One question that has long interested me is this: why don’t we see more European-style anti-immigrant populists in East and Southeast Asia? Specifically, why is exclusionary populism so rare in East and Southeast Asia, and inclusionary populism the dominant mode of populist mobilization? The answer cannot be “because there are no migrant minorities to target,” because there are; it also cannot be “because there is no ethnic or religious conflict, chauvinism, or bigotry,” because there is. In a new essay, I develop an answer to this question that focuses on the timing and sequence of the emergence of mass politics and the stickiness of the concepts of national peoplehood that followed. Here is the abstract.

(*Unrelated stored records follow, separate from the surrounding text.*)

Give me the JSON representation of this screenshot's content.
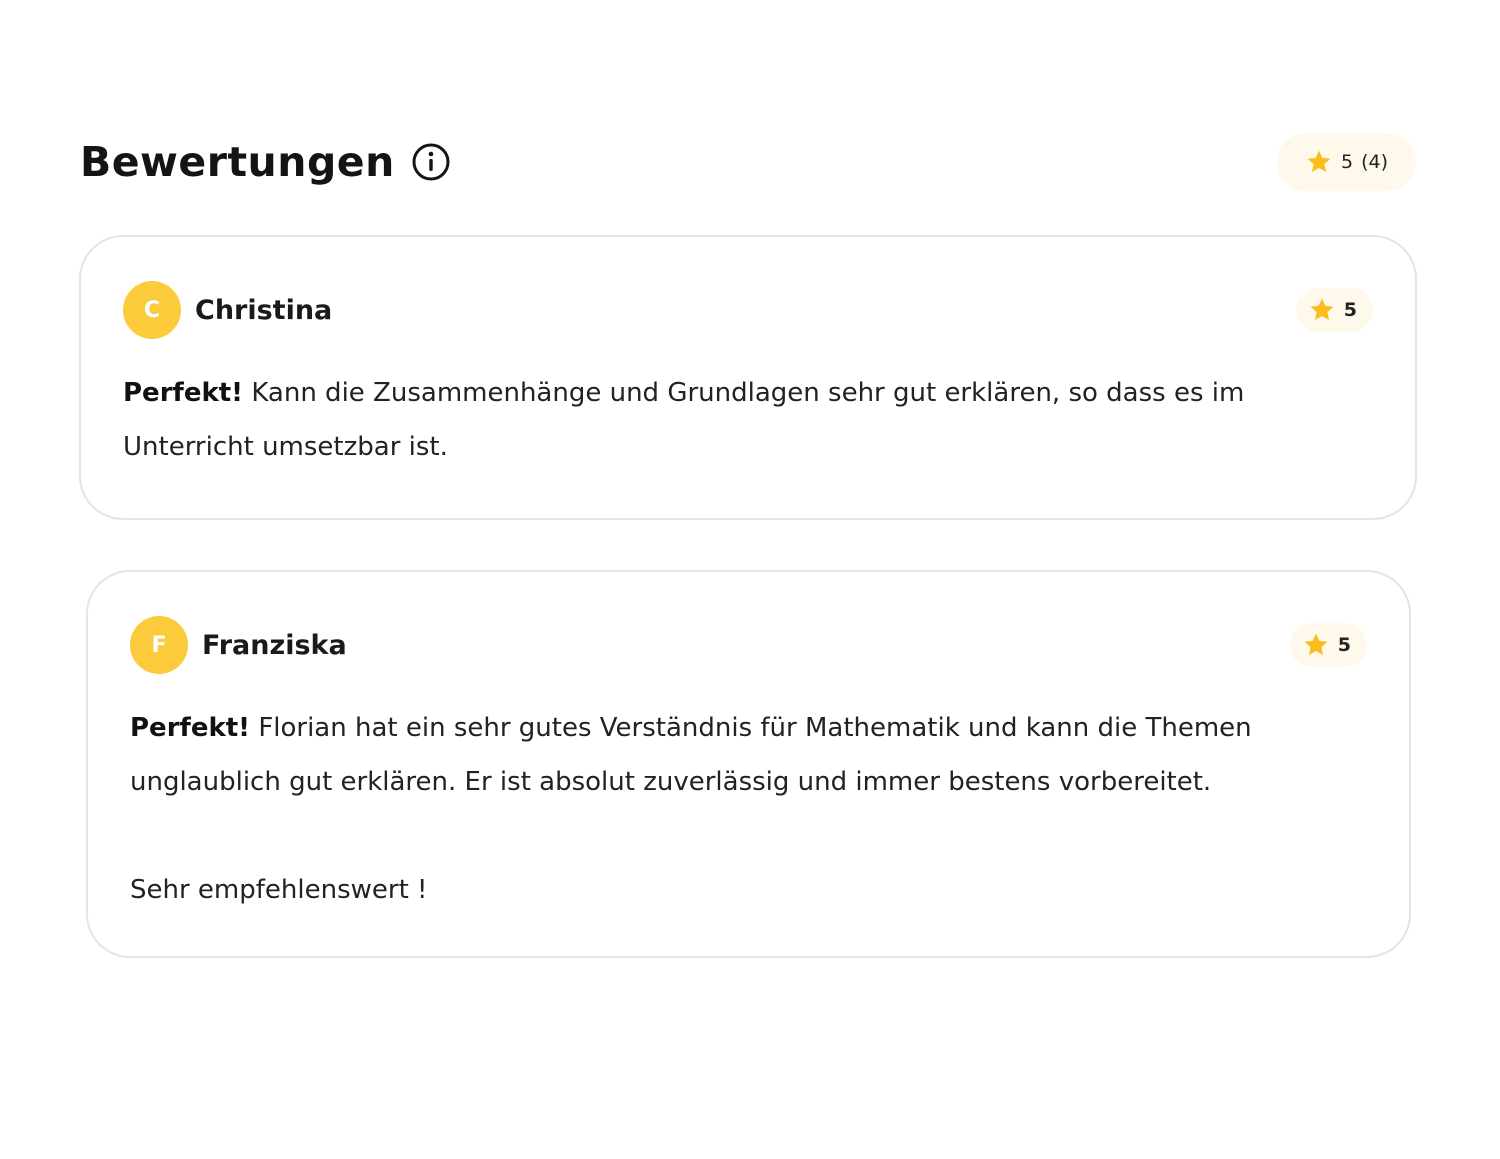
{
  "header": {
    "title": "Bewertungen",
    "summary_rating": "5",
    "summary_count": "(4)"
  },
  "colors": {
    "star": "#fbbd1a",
    "avatar": "#fccb3b",
    "pill_bg": "#fff9ec",
    "card_border": "#e4e4e4"
  },
  "reviews": [
    {
      "initial": "C",
      "name": "Christina",
      "rating": "5",
      "headline": "Perfekt!",
      "text": "Kann die Zusammenhänge und Grundlagen sehr gut erklären, so dass es im Unterricht umsetzbar ist.",
      "extra": ""
    },
    {
      "initial": "F",
      "name": "Franziska",
      "rating": "5",
      "headline": "Perfekt!",
      "text": "Florian hat ein sehr gutes Verständnis für Mathematik und kann die Themen unglaublich gut erklären. Er ist absolut zuverlässig und immer bestens vorbereitet.",
      "extra": "Sehr empfehlenswert !"
    }
  ]
}
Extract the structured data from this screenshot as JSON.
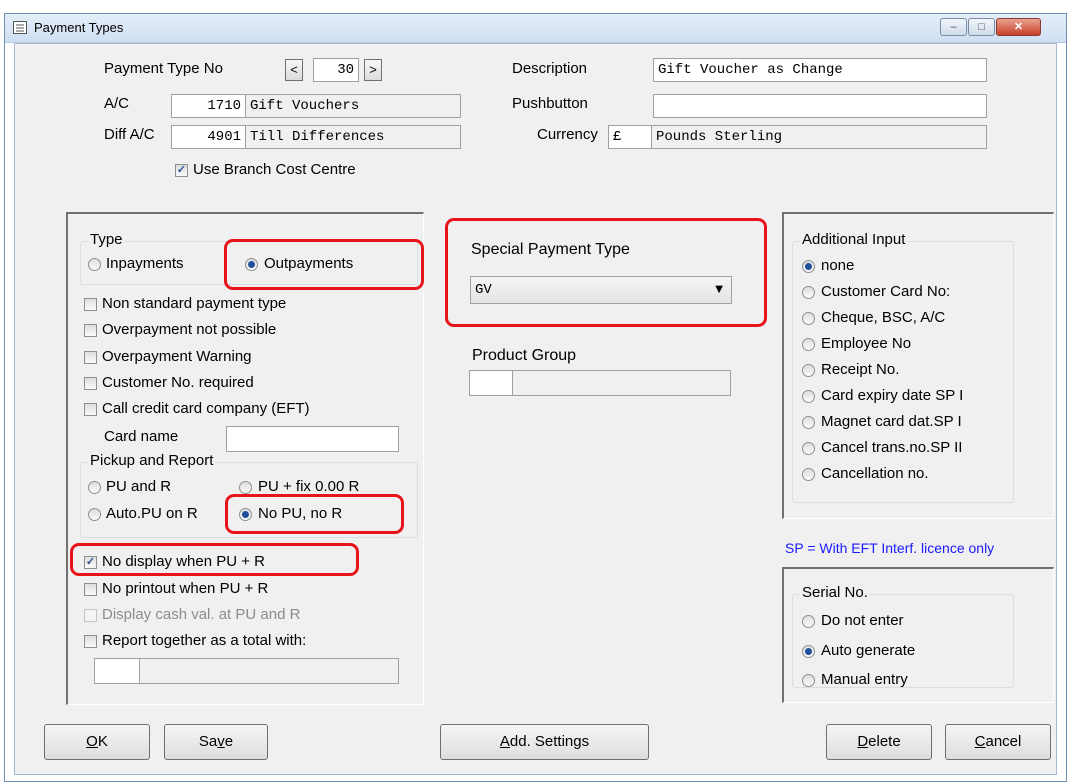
{
  "window": {
    "title": "Payment Types",
    "minimize_glyph": "–",
    "maximize_glyph": "□",
    "close_glyph": "✕"
  },
  "header": {
    "payment_type_no_label": "Payment Type No",
    "prev_label": "<",
    "payment_type_no": "30",
    "next_label": ">",
    "description_label": "Description",
    "description": "Gift Voucher as Change",
    "ac_label": "A/C",
    "ac_number": "1710",
    "ac_name": "Gift Vouchers",
    "pushbutton_label": "Pushbutton",
    "pushbutton": "",
    "diff_ac_label": "Diff A/C",
    "diff_ac_number": "4901",
    "diff_ac_name": "Till Differences",
    "currency_label": "Currency",
    "currency_symbol": "£",
    "currency_name": "Pounds Sterling",
    "branch_cost_centre_label": "Use Branch Cost Centre",
    "branch_cost_centre_checked": true
  },
  "type_group": {
    "title": "Type",
    "inpayments_label": "Inpayments",
    "outpayments_label": "Outpayments",
    "selected": "Outpayments"
  },
  "options": {
    "non_standard": "Non standard payment type",
    "overpayment_not_possible": "Overpayment not possible",
    "overpayment_warning": "Overpayment Warning",
    "customer_no_required": "Customer No. required",
    "call_credit_card": "Call credit card company (EFT)",
    "card_name_label": "Card name",
    "card_name": ""
  },
  "pickup_group": {
    "title": "Pickup and Report",
    "pu_and_r": "PU and R",
    "pu_fix": "PU + fix 0.00 R",
    "auto_pu": "Auto.PU on R",
    "no_pu_no_r": "No PU, no R",
    "selected": "No PU, no R"
  },
  "report_options": {
    "no_display": "No display when PU + R",
    "no_display_checked": true,
    "no_printout": "No printout when PU + R",
    "display_cash": "Display cash val. at PU and R",
    "report_together": "Report together as a total with:"
  },
  "special_payment": {
    "label": "Special Payment Type",
    "value": "GV",
    "arrow": "▼"
  },
  "product_group": {
    "label": "Product Group"
  },
  "additional_input": {
    "title": "Additional Input",
    "items": [
      "none",
      "Customer Card No:",
      "Cheque, BSC, A/C",
      "Employee No",
      "Receipt No.",
      "Card expiry date SP I",
      "Magnet card dat.SP I",
      "Cancel trans.no.SP II",
      "Cancellation no."
    ],
    "selected_index": 0,
    "note": "SP = With EFT Interf. licence only"
  },
  "serial_no": {
    "title": "Serial No.",
    "items": [
      "Do not enter",
      "Auto generate",
      "Manual entry"
    ],
    "selected_index": 1
  },
  "buttons": {
    "ok_u": "O",
    "ok_rest": "K",
    "save_a": "Sa",
    "save_u": "v",
    "save_b": "e",
    "add_u": "A",
    "add_rest": "dd. Settings",
    "delete_u": "D",
    "delete_rest": "elete",
    "cancel_u": "C",
    "cancel_rest": "ancel"
  },
  "colors": {
    "highlight": "#e8141b",
    "note_blue": "#1a1aff",
    "title_bar": "#dbe8f6"
  }
}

Populists in East and Southeast Asia generally refrain from invoking anti-migrant and anti-minority sentiments as part of their mobilizational strategies. This differentiates them from “exclusionary” populists in Europe and the United States, even though many Asian countries are diverse societies with long histories of migration and ethnic chauvinism. In this essay I propose that Asian populists work within rather than against existing categories of peoplehood that were set alongside the onset of mass politics. Because these categories of peoplehood remain salient today, they constrain contemporary Asian populists’ rhetorical and mobilizational strategies. Exceptional cases such as the Rohingya and Chinese Indonesians, who are vulnerable to populist mobilization, provide further support for this argument about how contested notions of peoplehood make exclusionary populism possible. The Asian experience thus reveals the flexibility of identity, nation, and membership in contemporary populism.
If you’re reading this and saying “hey wait, what about…?” let me emphasize that I agree that there are exceptions. Those exceptions—instances where we do see exclusionary populism in Asia—-are actually useful evidence that is consistent with my argument about timing, sequence, and membership.